How could Jesus be God, if He lived and walked on the Earth like a man?

Jesus said, "I and my Father are One."--John 10:30. Before being born to Mary and living in a fleshly human body, He and His Heavenly Father were together in very close personal Heavenly fellowship, something He had to forsake while He was down here on Earth.

The Bible tells us, "In the Beginning was the Word (Jesus) and the Word was with God and the Word was God. All things were made by Him, and without Him was not anything made that was made...And the Word (Jesus) was made flesh and lived among us, and we beheld His glory, the glory as of the one and only Son of the Father."--John 1:1,2,14.

Just before He was arrested and crucified, knowing that He would soon be reunited with His Heavenly Father, Jesus prayed: "And now, Father, glorify Me along with Yourself and restore Me to such majesty and honor in Your presence as I had with You before the World was made...for You loved Me before the foundation of the World."--John 17:5,24.

Why does Jesus frequently refer to Himself in the Gospels of the New Testament as "the Son of Man"?

He called Himself the Son of Man because He was human, He was born of a woman just like the rest of us. He had the same kind of body that we have, He had the same feelings that we have, the same human limitations we have, He felt the same kind of weariness and pain.

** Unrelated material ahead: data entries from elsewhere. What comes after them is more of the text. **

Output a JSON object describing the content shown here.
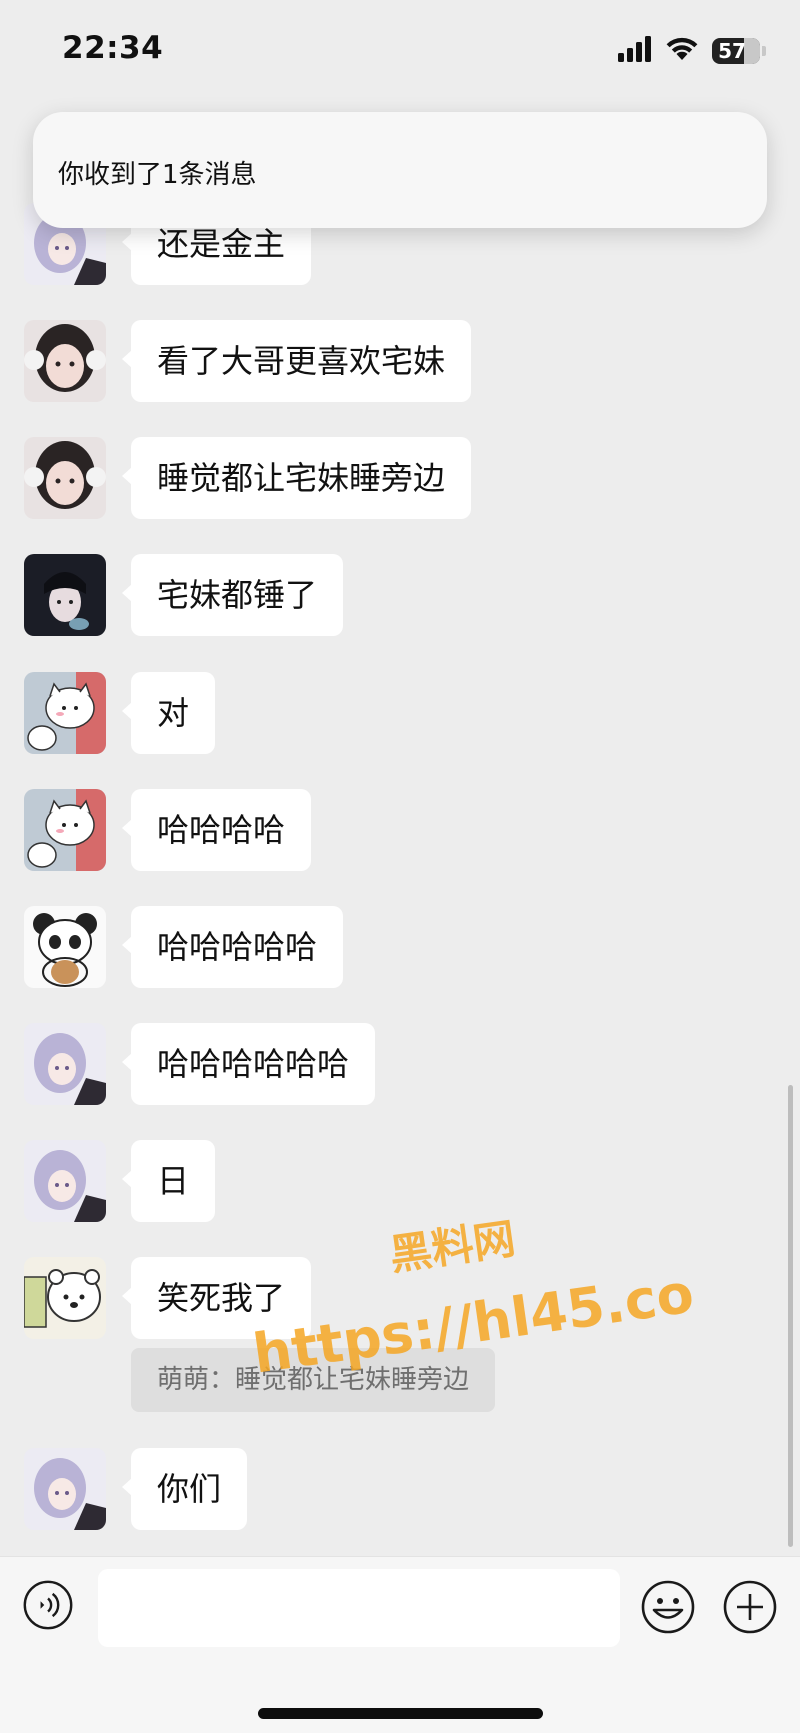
{
  "status_bar": {
    "time": "22:34",
    "battery": "57"
  },
  "notification": {
    "text": "你收到了1条消息"
  },
  "messages": [
    {
      "text": "还是金主",
      "avatar": "anime-girl-avatar"
    },
    {
      "text": "看了大哥更喜欢宅妹",
      "avatar": "girl-photo-avatar"
    },
    {
      "text": "睡觉都让宅妹睡旁边",
      "avatar": "girl-photo-avatar"
    },
    {
      "text": "宅妹都锤了",
      "avatar": "dark-hair-girl-avatar"
    },
    {
      "text": "对",
      "avatar": "cartoon-cat-avatar"
    },
    {
      "text": "哈哈哈哈",
      "avatar": "cartoon-cat-avatar"
    },
    {
      "text": "哈哈哈哈哈",
      "avatar": "panda-avatar"
    },
    {
      "text": "哈哈哈哈哈哈",
      "avatar": "anime-girl-avatar"
    },
    {
      "text": "日",
      "avatar": "anime-girl-avatar"
    },
    {
      "text": "笑死我了",
      "avatar": "bear-cartoon-avatar"
    },
    {
      "text": "你们",
      "avatar": "anime-girl-avatar"
    }
  ],
  "quote": {
    "text": "萌萌：睡觉都让宅妹睡旁边"
  },
  "watermark": {
    "line1": "黑料网",
    "line2": "https://hl45.co"
  },
  "input": {
    "value": "",
    "placeholder": ""
  },
  "colors": {
    "background": "#ededed",
    "bubble": "#ffffff",
    "watermark": "#f5a623"
  }
}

The Creator of all things willingly stripped Himself of His unlimited power and became a tiny helpless infant. The Source of all wisdom and knowledge had to study and learn to read and write. He left His throne in Heaven where innumerable angels worshipped Him, where all the forces of the Universe were at His command, and He took the place of a servant--scoffed at, ridiculed, persecuted and ultimately killed by the very ones He came to save.

The Bible tells us that Jesus is "a High Priest Who is touched with the feeling of our weaknesses, for He was in all points tempted the same way we are, yet without sin."--Hebrews 4:15. Imagine!--The Son of God literally became a citizen of this World, a member of humanity, a man of flesh, in order to reach us with His Love, prove to us His compassion and concern, and help us to understand His Truth in simple childlike terms that we could grasp.